Good to hear you got the project working :)
Yes, training NN ensemble can take a long time, for example around 2 hours when training on 1400 full-text documents (see the
NN ensemble exercise of Annif tutorial). You have very many documents but they are short, and I can't guess how long it would take. You could first try out with a limited number of training documents (lines in your TSV file) by adding the
--docs-limit <number> to the train command. For example to train with only 1000 documents
annif train rameau-ensemble-fr /home/aurelie/ABES/Annif-tutorial/data-sets/rameau/rameau-train.tsv --docs-limit 1000
When you know how long this takes, you can estimate how long would training on your full training set take.

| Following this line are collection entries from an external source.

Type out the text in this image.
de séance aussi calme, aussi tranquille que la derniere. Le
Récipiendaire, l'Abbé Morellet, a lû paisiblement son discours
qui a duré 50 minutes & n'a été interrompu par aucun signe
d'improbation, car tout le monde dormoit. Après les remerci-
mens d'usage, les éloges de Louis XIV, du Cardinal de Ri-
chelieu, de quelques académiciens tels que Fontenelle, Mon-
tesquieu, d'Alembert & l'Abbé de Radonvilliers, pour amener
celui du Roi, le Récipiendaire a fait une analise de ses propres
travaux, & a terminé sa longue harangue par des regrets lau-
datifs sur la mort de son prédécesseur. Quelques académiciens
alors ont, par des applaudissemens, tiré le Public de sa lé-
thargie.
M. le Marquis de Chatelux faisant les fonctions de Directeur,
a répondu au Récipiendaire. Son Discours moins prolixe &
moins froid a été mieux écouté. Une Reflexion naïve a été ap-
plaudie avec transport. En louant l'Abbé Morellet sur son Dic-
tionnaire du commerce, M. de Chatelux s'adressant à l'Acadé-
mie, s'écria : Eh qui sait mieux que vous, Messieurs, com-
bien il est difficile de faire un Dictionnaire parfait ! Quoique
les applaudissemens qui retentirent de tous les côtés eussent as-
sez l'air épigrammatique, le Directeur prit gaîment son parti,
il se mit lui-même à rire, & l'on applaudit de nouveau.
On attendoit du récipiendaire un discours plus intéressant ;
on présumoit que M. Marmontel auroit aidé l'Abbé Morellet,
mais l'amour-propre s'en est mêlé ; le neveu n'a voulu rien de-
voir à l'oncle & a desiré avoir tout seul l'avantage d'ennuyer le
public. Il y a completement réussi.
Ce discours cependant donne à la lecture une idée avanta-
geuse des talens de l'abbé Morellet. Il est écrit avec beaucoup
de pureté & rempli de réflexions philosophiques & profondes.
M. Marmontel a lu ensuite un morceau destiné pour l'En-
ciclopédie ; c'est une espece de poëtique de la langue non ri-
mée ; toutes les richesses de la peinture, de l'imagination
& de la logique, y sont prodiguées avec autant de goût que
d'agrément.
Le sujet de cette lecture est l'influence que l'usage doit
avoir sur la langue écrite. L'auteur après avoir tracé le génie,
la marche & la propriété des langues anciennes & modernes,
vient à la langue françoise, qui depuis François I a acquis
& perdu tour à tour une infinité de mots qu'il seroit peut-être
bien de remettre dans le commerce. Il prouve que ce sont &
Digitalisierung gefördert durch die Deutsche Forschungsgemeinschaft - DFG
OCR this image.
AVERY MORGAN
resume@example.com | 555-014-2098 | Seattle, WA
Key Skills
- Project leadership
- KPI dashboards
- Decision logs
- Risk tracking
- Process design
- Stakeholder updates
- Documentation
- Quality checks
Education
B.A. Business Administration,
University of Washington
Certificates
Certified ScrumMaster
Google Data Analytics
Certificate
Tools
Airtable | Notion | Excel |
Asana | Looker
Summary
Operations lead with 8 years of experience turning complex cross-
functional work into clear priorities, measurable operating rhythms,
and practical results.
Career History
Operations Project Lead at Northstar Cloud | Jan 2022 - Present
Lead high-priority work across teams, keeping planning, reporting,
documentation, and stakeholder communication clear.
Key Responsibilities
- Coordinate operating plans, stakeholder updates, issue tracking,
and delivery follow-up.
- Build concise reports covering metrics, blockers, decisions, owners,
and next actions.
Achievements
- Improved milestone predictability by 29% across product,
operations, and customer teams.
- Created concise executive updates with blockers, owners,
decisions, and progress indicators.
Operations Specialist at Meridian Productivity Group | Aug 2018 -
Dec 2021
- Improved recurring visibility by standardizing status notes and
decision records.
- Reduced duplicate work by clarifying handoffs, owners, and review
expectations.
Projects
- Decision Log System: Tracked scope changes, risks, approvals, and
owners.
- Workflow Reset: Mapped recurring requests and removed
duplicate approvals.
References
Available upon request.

Also, we usually train NN ensemble with full-text documents (that is with text lengths like several pages of PDF documents at least), so I'm not sure how much using NN ensemble instead of simple ensemble helps. Usually using NN ensemble instead of simple ensemble increases the evaluation metrics about 1-3 percentage points.
I think using
annif suggest on TSV file does not make sense if that is in the short text document format, because that file then already contains the subjects (URIs). For
annif eval this is exactly what is needed (for comparing the Annif suggestions against gold-standard subjects). If you want Annif to give suggestions for each notice in TSV file, then each line would need to be fed separately (and without the URIs) to annif suggest, but this could be quite slow. An alternative way would be to separate each notice to its own txt-file and store them in a directory, to which you could run annif index.
-Juho